Berkeley could seek jail bids soon
MONCKS CORNER — A 200-bed expansion of Berkeley County's overcrowded jail could be advertised for bids this summer.
The Hill-Finklea Detention Center, once projected to need 400 beds in 2012, has an average daily population of 410 prisoners, Dennis Ashley of DA Architects told the Chamber of Commerce during a Thursday morning breakfast meeting.
With a maximum capacity of 154, a lot of prisoners end up bunking on the floor, Sheriff Wayne DeWitt said.
The addition of 200 beds would be the first of a proposed three-phase plan that would cost a total of $8.5 million and would eventually expand capacity to 1,200 inmates at the jail on California Avenue. That would be adequate for the next 15 years, Ashley said.
County Supervisor Dan Davis wants to use 29 percent of the 1-cent local option sales tax revenue to pay for the jail expansion and other projects, which would put the county on a "pay-as-you-go basis" versus borrowing.
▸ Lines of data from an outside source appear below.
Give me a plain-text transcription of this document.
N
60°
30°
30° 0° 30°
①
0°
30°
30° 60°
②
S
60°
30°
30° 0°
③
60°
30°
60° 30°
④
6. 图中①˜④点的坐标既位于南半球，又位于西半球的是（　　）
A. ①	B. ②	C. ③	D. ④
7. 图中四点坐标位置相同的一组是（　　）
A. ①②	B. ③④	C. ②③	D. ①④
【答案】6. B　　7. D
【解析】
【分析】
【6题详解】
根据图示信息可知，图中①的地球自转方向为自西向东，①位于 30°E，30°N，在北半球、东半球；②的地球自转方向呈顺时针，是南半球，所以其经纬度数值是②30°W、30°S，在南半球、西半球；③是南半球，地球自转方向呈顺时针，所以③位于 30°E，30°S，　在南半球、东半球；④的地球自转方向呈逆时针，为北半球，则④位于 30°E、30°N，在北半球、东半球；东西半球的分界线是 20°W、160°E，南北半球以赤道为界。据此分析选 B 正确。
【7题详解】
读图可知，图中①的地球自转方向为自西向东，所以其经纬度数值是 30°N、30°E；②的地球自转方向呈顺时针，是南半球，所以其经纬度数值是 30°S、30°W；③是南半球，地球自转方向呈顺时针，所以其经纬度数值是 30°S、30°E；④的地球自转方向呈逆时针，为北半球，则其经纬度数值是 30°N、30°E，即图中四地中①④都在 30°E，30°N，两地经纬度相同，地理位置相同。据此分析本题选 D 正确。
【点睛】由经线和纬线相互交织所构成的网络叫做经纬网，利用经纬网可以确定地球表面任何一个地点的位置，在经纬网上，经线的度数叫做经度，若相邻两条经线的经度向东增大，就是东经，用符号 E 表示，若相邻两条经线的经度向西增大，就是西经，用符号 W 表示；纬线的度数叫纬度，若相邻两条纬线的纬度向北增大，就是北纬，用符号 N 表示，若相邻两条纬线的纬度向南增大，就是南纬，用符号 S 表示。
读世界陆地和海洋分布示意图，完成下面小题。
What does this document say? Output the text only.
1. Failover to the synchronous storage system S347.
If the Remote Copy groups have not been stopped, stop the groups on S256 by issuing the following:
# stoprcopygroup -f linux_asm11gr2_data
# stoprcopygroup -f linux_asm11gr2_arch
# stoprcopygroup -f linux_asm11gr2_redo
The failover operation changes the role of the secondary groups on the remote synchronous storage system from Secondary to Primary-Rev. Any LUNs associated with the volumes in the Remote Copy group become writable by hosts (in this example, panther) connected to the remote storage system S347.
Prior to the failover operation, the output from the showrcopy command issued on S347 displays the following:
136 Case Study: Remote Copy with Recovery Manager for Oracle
By law, the county has to use at least 71 percent toward tax credits.
Davis' proposal would require changing an old resolution that returned 100 percent of the tax revenue to the public in the form of property tax credits. The issue will come before the county council within the next couple of months, Davis said.
DeWitt, who was "trying to get the jail sold" Thursday, said that if residents don't want inmates back on the streets, the county has to have a facility large enough to hold them.